Anna Patterson has had a storied career in Silicon Valley. She founded three startups, including search engine upstarts Xift and Cuil, as well as recall.archive.org, which became the Internet Archive. She was the vice president of engineering at Google, and later on started Gradient Ventures, an AI-focused seed fund. And she isn’t done building.
Patterson told TechCrunch that a few years ago she had the itch to start something new again, but was unsure she had another startup in her. But after a breast cancer diagnosis in 2023 and being out of work a lot of that year, she realized she could either go back to her old life or start something new.

It’s clear she chose the latter: her new startup, Ceramic.aisays it provides foundational AI training infrastructure that enterprises can use to train large language models faster using fewer GPUs than the “current state-of-the-art.” Ceramic claims its model can use long contexts and work with any clusters, and its goal is to help models scale by 100 times.
Patterson said that she got the idea for the company when she realized that the existing infrastructure for building LLMs had too many variables, and were too complicated for enterprise adoption at scale.
“Whenever you’re trying to stretch an infrastructure 10x, it usually works no problem,” Patterson said. “But when you’re trying to stretch it, you know, 100x or more, you often have to kind of take a step back and rethink it. So, I thought to myself, if this is some infrastructure that we’re going to run for the next 10 years, is this how I would do it?”
Anna Patterson. Image Credits: Steve Jennings/Getty Images for TechCrunchImage Credits:Steve Jennings / Getty Images for TechCrunch
That thought process culminated in Ceramic AI in January 2024, which Patterson founded with Tom Costello, the company’s chief scientist. The startup has been operating in stealth since then, and has already signed partners, including AWS and Lambda — though it isn’t generating any revenue yet. Patterson says she wanted to build credibility, awareness and trust with potential customers before focusing on sales.
The company recently raised a $12 million seed round that was led by NEA and saw participation from IBM, Samsung Next, and Earthshot Ventures. Patterson said NEA was a natural choice to lead the round because of the firm’s technical prowess. The funding will mainly be put toward sales and continued development.

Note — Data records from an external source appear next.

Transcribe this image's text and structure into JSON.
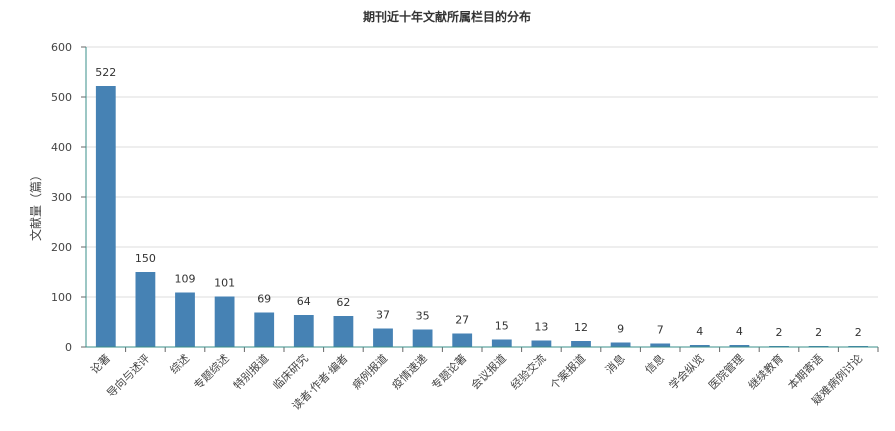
{
  "chart_data": {
    "type": "bar",
    "title": "期刊近十年文献所属栏目的分布",
    "xlabel": "",
    "ylabel": "文献量（篇）",
    "ylim": [
      0,
      600
    ],
    "yticks": [
      0,
      100,
      200,
      300,
      400,
      500,
      600
    ],
    "grid": true,
    "legend": "none",
    "bar_color": "#4682b4",
    "categories": [
      "论著",
      "导向与述评",
      "综述",
      "专题综述",
      "特别报道",
      "临床研究",
      "读者·作者·编者",
      "病例报道",
      "疫情速递",
      "专题论著",
      "会议报道",
      "经验交流",
      "个案报道",
      "消息",
      "信息",
      "学会纵览",
      "医院管理",
      "继续教育",
      "本期寄语",
      "疑难病例讨论"
    ],
    "values": [
      522,
      150,
      109,
      101,
      69,
      64,
      62,
      37,
      35,
      27,
      15,
      13,
      12,
      9,
      7,
      4,
      4,
      2,
      2,
      2
    ]
  }
}
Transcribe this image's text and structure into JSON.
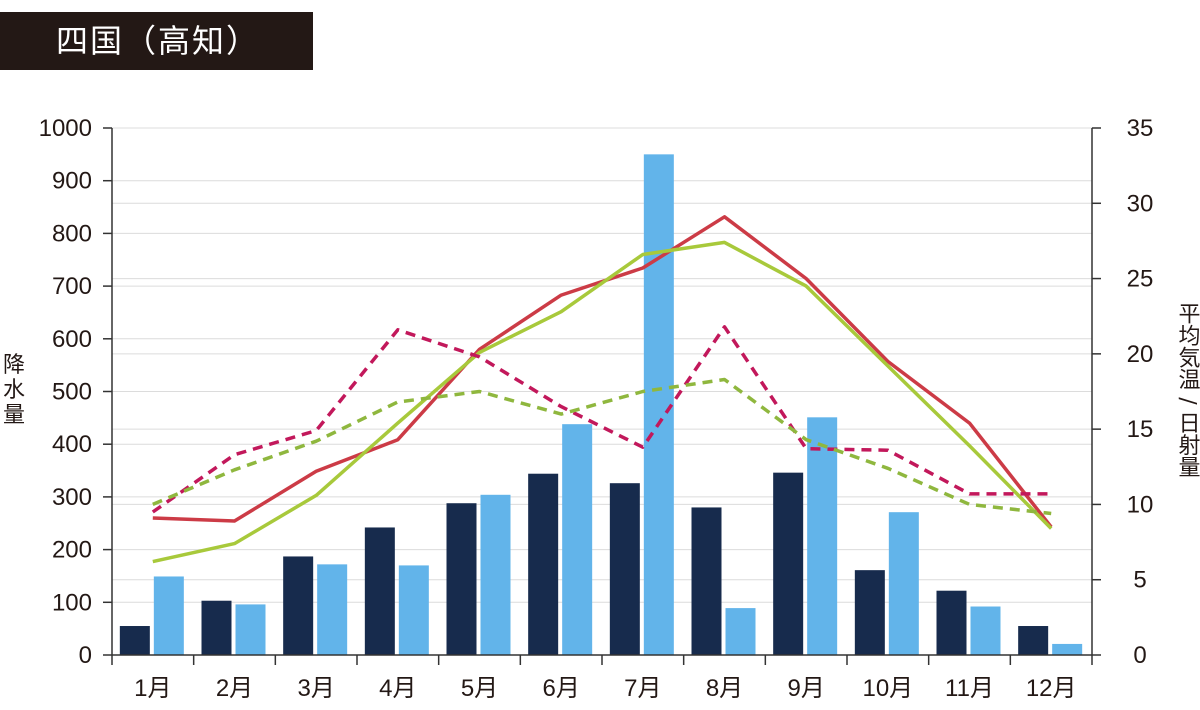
{
  "header": {
    "title": "四国（高知）"
  },
  "chart_data": {
    "type": "bar",
    "categories": [
      "1月",
      "2月",
      "3月",
      "4月",
      "5月",
      "6月",
      "7月",
      "8月",
      "9月",
      "10月",
      "11月",
      "12月"
    ],
    "left_axis": {
      "label": "降水量",
      "ylim": [
        0,
        1000
      ],
      "ticks": [
        0,
        100,
        200,
        300,
        400,
        500,
        600,
        700,
        800,
        900,
        1000
      ]
    },
    "right_axis": {
      "label": "平均気温 / 日射量",
      "ylim": [
        0,
        35
      ],
      "ticks": [
        0,
        5,
        10,
        15,
        20,
        25,
        30,
        35
      ]
    },
    "grid": true,
    "bar_series": [
      {
        "color": "#172b4d",
        "values": [
          55,
          103,
          187,
          242,
          288,
          344,
          326,
          280,
          346,
          161,
          122,
          55
        ]
      },
      {
        "color": "#62b4ea",
        "values": [
          149,
          96,
          172,
          170,
          304,
          438,
          950,
          89,
          451,
          271,
          92,
          21
        ]
      }
    ],
    "line_series": [
      {
        "color": "#cc3b46",
        "style": "solid",
        "values": [
          9.1,
          8.9,
          12.2,
          14.3,
          20.3,
          23.9,
          25.7,
          29.1,
          25.0,
          19.5,
          15.4,
          8.5
        ]
      },
      {
        "color": "#a8c93b",
        "style": "solid",
        "values": [
          6.2,
          7.4,
          10.6,
          15.4,
          20.1,
          22.8,
          26.6,
          27.4,
          24.5,
          19.2,
          13.9,
          8.4
        ]
      },
      {
        "color": "#c2185b",
        "style": "dashed",
        "values": [
          9.5,
          13.3,
          14.9,
          21.6,
          19.8,
          16.5,
          13.8,
          21.8,
          13.7,
          13.6,
          10.7,
          10.7
        ]
      },
      {
        "color": "#8fb73e",
        "style": "dashed",
        "values": [
          10.0,
          12.3,
          14.2,
          16.8,
          17.5,
          16.0,
          17.5,
          18.3,
          14.3,
          12.4,
          10.0,
          9.4
        ]
      }
    ]
  }
}
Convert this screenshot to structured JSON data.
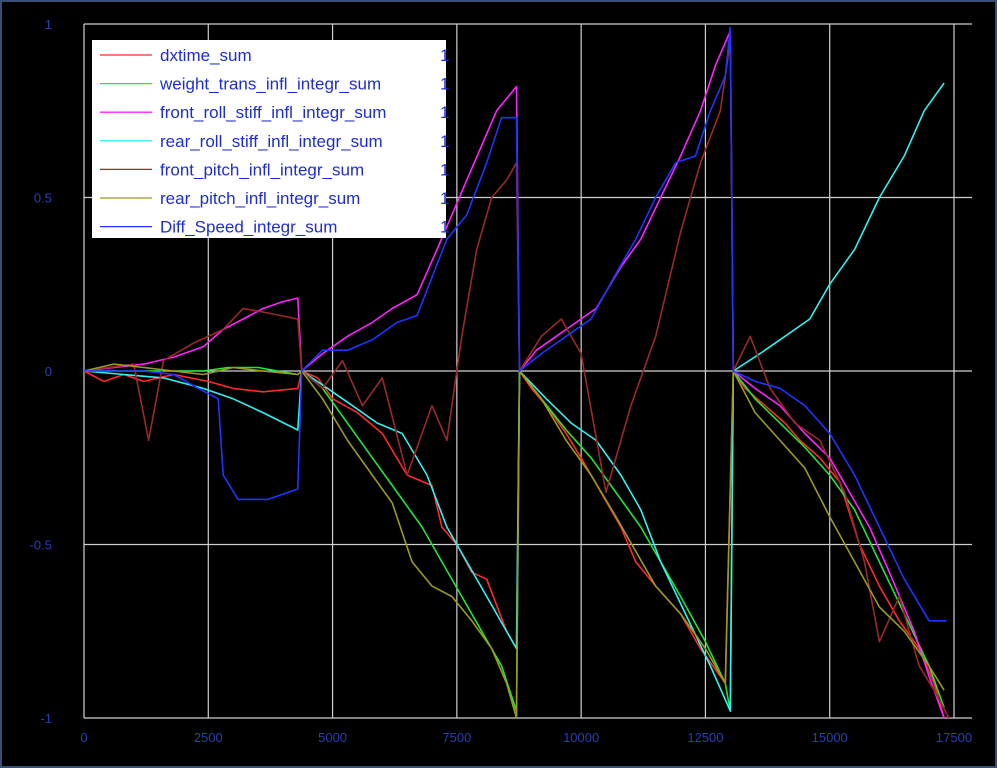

But after three startups, a career worth of senior roles and years as an investor, what’s different this time? Patterson says her approach to building startups has changed since she spent time on the other side of the table as a VC investor. She feels she’s under more time-pressure now compared to when she built her first few companies.
“When I was younger building companies, I felt this, I mean this is kind of sad, but I felt this really relaxing time of like running a just engineering, no-sales company,” she said. “Whereas now, you know after being a VC for a number of years, I definitely feel more time pressured.”
She thinks that is a good thing though, saying it’s better to get your product in front of customers earlier and get feedback and iterate.
That is likely pertinent for Ceramic because it isn’t the only company looking to help enterprises scale their foundational models.
One of its biggest competitors is Together AI, which also looks to help companies “turbocharge” their model building work, and has raised more than $530 million in venture capital. MosiacML also targeted accelerated LLM building and raised $37 million before it was acquired by Databricks in 2023 for $1.3 billion.
For now, Ceramic has its work cut out if it wants to carve out a place for itself in this fast-moving market.